Muse, 20 yıldır yayımladığı 6 albümün her birinin ayrı ayrı başarısıyla birlikte, toplumun çoğu tarafından da kabul görüldüğü üzere şu anda dünya üzerindeki en büyük faal gruplardan bir tanesi. Sadece albüm satışının 17 milyonun üzerinde olduğu için bile ya da Twilight gençliğinden tutun da  Brian May’in kendilerine hayran olmasına kadar hitap ettiği geniş kitleyi yarattığı için bile “büyük” oldukları söylenebilir. Ancak büyüklüklerinin esas sebepleri, modern müzik tarihinin dönüm noktalarından birinde başrolde olmaları ve kendilerine özgü bir müzik tarzı yaratabilme başarılarıdır. Muse, ismini aldığı ilham perisine ithafen grubun her şeyi Matt Bellamy’nin önderliğinde çıkardığı bütün albümlerinde kendi müzik türlerini yaptı. Grubun sınırları alternatif rock’ın da ötesine taşındı: Progresif ağırlıklı olarak rock opera, klasik müzik, electro-pop, dubstep ve hard rock gibi çeşitli tarzlar sentezlendi. Bellamy’nin türlü şekillere giren tenor vokaleri ile üst düzey gitar ve piyano çalma becerisinin yanında, akılda kalıcı bas yürüyüşlerinin sahibi Chris Wolstenholme ve onları davullarıyla ustaca tamamlayan Dominic Howard, Muse tarzını yarattı. Grubun bu avangart tarzının son iki albümde daha da deneyselleşmesi ise aslında kendi müziklerinin doğal bir evrimiydi; ancak “Undisclosed Desires”, “Supremacy” gibi birkaç istisna dışında ortaya çıkan işlerin çoğu, öncekileri arattı. Ayrıca meşhur sahne performansları da elektronik altyapıların fazlalığı yüzünden eski etkisine ulaşamayınca grup da bu durumdan rahatsız oldu.
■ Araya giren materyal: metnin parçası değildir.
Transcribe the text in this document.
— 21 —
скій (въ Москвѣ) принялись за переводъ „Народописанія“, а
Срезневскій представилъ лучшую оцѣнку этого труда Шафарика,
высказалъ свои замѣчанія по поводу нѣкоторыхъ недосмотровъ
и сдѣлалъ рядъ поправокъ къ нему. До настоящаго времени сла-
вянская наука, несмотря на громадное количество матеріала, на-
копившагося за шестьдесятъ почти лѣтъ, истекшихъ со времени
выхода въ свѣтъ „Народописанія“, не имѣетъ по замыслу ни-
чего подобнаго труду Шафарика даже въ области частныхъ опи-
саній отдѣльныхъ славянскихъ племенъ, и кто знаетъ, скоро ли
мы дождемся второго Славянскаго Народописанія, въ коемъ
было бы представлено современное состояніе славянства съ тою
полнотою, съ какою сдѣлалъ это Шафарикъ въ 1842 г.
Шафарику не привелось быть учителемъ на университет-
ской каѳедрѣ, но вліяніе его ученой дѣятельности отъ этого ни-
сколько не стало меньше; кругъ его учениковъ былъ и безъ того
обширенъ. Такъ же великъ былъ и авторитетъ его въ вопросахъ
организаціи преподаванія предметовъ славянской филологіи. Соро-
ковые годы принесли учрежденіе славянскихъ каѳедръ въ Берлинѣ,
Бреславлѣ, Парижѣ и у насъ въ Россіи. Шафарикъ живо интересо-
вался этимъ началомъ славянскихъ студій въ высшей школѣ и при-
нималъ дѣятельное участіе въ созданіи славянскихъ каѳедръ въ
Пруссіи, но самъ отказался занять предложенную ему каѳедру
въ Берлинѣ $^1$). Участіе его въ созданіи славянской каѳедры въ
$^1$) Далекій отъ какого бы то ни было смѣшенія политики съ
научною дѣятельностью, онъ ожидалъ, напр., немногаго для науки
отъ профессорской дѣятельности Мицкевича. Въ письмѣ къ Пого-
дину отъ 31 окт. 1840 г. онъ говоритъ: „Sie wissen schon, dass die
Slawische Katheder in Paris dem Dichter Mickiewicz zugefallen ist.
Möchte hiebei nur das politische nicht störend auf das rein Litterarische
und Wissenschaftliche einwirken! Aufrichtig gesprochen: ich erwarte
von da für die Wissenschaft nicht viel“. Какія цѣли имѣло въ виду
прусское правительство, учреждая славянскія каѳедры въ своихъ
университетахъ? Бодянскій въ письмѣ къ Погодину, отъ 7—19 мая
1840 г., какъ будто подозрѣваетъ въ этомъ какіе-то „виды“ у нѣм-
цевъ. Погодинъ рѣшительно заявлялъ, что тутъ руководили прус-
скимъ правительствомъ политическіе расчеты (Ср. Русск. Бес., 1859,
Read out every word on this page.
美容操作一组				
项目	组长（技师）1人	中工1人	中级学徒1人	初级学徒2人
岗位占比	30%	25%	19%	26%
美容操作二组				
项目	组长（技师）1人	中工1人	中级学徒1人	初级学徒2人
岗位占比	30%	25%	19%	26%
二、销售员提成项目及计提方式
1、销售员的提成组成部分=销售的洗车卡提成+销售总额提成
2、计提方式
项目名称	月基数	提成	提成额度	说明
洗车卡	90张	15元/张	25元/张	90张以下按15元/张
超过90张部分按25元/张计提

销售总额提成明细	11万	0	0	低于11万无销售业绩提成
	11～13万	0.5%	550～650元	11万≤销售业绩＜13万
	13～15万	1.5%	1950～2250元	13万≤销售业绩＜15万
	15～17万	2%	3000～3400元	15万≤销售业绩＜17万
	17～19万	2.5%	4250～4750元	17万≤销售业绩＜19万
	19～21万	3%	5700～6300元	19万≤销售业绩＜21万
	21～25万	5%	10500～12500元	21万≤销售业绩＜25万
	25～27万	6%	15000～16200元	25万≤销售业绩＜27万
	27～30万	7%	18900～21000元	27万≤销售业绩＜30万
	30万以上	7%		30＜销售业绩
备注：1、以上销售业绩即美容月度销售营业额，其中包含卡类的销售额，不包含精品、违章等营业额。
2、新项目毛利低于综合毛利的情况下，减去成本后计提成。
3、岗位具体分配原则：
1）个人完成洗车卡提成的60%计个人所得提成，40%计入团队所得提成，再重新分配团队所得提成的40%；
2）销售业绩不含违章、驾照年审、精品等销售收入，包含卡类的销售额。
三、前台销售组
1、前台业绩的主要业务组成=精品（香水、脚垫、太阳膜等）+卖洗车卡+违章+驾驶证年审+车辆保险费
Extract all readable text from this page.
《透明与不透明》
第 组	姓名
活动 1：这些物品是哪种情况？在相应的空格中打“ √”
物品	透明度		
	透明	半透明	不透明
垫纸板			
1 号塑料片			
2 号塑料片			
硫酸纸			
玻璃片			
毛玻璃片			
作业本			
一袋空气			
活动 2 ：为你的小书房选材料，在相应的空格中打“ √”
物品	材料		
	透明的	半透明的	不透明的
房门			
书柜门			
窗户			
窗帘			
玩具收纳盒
Yedinci kayıtları “Drones”u 5 Haziran’da yayımlayan Muse, robotlaşmanın ve empati yoksunu sisteme karşı çıkmanın ele alındığı distopik bir konsept albümü müzikseverlere sunuyor. Ayrıca köklerine de bu albümle dönen grup, uzun bir aradan sonra gitar-bas-davul üçlüsünün en geleneksel haliyle karşımıza çıkıyor. Elektronik deneysel altyapıları minimuma indiren grup, “Origin of Symmetry” ve “Absolution” dönemlerindeki hard rock bazlı müziğe dönüyor. Albüm kapağındaki robot askerler ve onları kontrol eden süper güçler, şarkı sözlerinin de haliyle odak konusu konuyor: Baş kaldırma, sistem, savaş, güç, ölüm gibi konularla sosyo-politik göndermelerle dolu albüm. Hatta John F. Kennedy bile var. Aslında grup, bu konulara daha önce “Uprising”, “Assassin”, “Citizen Erased” gibi birçok parçada değinmişti o yüzden “Drones”daki konsept albüm fikri çok sürpriz olmadı. Bunun yanında, ortaya çıkan işler de aslında hiç fena değil. Neredeyse her parça bir hit potansiyeli taşıyor ve akılda kalıcılık anlamında da gayet başarılı besteler var; ancak belki de sorun da burada. Şarkıların hit potansiyeli taşımaması, doğrudan ilk dinleyişte vurması gerekiyor; çünkü Muse dinleyicisi gruptan ortalama parçalar dinlemeye alışkın değil. Bu adamların albümündeki her parçanın ayrı bir değeri olması gerek. Bu hissi bu albümden yakalamak pek kolay değil.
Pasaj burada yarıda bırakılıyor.